Later, the district attorney investigating Constand’s case decides not to bring criminal charges against Cosby, claiming a lack of evidence.
March 2005
Constand files a civil suit in a Pennsylvania court against Cosby. The case—in which she seeks $150,000 in damages—charges Cosby with battery and assault. Along with Constand, 13 other women with similar stories are mentioned in court documents as “Jane Doe” witnesses.
June 2005
Beth Ferrer, one of the Jane Doe witnesses, says that she had an affair with Cosby during the 1980s but that he drugged and assaulted her when the relationship ended.
“I woke up and I was in the back of my car all alone,” she says. “My clothes were a mess. My bra was undone. My top was untucked. And I’m sitting there going, ‘Oh, my God. Where am I?’ What’s going on? I was so out of it. It was just awful.”
February 2006
Constand sues one of Cosby’s attorneys and the National Enquirer for defamation, claiming that an interview Cosby did implied that Constand’s efforts were about extorting money from him.
November 2006
Cosby ends up settling the case with Constand for an undisclosed amount. None of the women brought on as Jane Does ends up testifying.
Another of the Jane Does, aspiring actress and model Barbara Bowman, comes forward with her story. Bowman claims that at 17 she was also taken under Cosby’s wing. Bowman says that Cosby became like a father figure to her, convincing her that he loved and cared for her. The abuse didn’t start, she says, until she turned 18. After that, Bowman says, the assaults happened several times on out-of-town trips.

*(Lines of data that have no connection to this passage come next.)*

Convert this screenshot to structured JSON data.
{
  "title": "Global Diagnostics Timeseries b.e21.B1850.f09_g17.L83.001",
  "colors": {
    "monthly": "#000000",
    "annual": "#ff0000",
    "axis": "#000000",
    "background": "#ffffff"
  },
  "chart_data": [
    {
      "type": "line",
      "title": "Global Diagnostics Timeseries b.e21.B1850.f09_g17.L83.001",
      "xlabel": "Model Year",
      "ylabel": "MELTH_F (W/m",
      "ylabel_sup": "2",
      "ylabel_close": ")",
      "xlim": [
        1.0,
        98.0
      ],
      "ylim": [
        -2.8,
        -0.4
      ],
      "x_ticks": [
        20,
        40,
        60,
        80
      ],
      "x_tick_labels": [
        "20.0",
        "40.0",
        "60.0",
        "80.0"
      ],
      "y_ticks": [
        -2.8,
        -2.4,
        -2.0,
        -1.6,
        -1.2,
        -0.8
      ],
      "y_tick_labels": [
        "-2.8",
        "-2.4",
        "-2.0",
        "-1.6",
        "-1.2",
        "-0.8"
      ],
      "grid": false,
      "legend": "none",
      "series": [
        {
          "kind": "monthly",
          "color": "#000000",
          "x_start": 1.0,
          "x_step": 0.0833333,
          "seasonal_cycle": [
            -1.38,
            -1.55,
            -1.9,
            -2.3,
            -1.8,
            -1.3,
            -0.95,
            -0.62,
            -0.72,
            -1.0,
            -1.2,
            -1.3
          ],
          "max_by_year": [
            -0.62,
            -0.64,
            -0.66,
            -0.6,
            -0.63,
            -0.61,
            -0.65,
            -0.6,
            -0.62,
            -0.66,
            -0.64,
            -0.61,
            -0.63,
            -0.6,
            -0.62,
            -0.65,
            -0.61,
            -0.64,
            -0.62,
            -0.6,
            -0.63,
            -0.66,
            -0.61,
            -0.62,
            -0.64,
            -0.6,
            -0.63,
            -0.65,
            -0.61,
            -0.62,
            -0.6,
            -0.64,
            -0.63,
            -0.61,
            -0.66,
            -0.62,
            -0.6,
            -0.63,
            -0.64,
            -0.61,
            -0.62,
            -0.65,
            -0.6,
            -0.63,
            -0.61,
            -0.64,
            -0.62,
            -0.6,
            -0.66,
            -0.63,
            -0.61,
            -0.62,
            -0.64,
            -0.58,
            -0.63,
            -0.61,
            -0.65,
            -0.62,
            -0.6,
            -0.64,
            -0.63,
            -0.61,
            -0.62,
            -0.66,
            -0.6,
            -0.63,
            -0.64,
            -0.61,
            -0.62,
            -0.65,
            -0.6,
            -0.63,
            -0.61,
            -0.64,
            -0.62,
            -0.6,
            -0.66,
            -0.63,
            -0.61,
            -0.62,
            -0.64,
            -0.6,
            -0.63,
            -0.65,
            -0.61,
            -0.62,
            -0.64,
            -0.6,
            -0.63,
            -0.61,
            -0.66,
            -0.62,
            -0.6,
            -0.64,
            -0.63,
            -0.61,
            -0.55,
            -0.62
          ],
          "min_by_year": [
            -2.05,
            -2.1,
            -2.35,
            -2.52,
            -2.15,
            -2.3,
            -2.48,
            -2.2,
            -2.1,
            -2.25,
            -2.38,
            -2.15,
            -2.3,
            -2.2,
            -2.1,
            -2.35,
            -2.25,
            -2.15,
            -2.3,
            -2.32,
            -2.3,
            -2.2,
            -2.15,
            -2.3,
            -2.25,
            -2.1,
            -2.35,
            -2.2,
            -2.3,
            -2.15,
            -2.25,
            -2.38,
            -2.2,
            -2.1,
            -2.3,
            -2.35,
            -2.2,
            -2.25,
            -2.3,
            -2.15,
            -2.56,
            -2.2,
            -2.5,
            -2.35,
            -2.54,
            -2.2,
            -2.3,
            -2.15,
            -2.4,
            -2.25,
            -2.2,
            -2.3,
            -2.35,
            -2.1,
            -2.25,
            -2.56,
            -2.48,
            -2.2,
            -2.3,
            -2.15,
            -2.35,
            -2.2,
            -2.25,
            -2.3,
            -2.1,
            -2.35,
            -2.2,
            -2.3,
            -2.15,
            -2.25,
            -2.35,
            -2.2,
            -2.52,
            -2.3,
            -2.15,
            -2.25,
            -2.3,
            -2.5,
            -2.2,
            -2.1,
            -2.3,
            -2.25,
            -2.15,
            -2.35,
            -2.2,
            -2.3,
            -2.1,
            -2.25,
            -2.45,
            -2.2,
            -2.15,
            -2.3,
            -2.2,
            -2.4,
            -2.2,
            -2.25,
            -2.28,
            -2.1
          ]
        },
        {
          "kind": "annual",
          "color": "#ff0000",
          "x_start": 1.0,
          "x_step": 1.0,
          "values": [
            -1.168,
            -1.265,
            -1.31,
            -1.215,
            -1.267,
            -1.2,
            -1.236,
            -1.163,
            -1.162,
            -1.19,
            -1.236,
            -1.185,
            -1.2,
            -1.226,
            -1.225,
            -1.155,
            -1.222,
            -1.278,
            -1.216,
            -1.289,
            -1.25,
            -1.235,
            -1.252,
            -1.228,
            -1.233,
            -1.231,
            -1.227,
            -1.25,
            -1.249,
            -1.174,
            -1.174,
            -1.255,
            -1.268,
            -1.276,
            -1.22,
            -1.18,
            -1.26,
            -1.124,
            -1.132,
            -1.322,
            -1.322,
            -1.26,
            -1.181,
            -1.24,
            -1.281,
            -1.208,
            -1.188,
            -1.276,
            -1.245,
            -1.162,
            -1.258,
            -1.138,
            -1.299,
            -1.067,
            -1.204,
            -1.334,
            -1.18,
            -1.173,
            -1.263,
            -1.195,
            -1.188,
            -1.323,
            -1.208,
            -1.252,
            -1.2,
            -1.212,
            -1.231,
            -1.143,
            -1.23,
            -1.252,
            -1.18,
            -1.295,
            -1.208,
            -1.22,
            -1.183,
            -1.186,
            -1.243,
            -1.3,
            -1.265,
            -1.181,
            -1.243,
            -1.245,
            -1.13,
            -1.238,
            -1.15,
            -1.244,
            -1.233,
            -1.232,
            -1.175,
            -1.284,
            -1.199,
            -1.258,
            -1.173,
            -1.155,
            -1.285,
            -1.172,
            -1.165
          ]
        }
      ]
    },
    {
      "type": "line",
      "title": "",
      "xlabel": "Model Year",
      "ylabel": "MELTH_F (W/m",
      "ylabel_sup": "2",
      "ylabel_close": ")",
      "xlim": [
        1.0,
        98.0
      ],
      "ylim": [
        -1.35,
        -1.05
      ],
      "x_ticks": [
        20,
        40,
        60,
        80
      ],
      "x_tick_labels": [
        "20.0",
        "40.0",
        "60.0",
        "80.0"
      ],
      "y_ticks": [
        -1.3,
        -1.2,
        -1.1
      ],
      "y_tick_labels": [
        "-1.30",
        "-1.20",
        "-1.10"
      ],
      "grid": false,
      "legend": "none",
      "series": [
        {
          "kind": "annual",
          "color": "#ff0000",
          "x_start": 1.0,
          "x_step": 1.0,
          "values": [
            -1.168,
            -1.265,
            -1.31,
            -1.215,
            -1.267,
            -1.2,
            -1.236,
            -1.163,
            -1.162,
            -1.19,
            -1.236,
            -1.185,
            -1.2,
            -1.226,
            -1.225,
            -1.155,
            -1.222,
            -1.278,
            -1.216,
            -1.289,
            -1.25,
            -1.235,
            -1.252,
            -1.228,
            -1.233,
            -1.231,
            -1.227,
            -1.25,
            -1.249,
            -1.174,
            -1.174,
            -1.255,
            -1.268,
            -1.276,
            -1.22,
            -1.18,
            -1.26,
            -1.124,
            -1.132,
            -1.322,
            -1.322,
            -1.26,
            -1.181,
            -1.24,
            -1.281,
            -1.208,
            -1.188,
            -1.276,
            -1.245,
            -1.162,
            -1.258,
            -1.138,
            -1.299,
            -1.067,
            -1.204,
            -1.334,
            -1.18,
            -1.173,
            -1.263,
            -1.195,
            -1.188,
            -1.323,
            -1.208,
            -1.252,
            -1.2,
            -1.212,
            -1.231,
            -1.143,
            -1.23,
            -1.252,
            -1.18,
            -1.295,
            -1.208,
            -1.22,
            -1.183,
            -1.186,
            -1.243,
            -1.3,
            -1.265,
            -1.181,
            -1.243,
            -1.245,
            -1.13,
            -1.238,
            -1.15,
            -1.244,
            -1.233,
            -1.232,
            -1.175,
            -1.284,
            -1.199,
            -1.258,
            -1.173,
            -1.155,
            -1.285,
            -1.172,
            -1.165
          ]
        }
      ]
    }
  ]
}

“I was assaulted a number of times from age 18 to 19. Cosby would warn me before out-of-town trips, ‘You aren’t going to fight me this time, are you?’” Bowman recounted to Newsweek earlier this year.
February 2014
Shortly after several stories come to light about Woody Allen’s sexual history, Gawker publishes “Who Wants to Remember Bill Cosby’s Multiple Sex-Assault Allegations?” The story reignites interest in the case of Constand and the 13 women who joined her civil suit.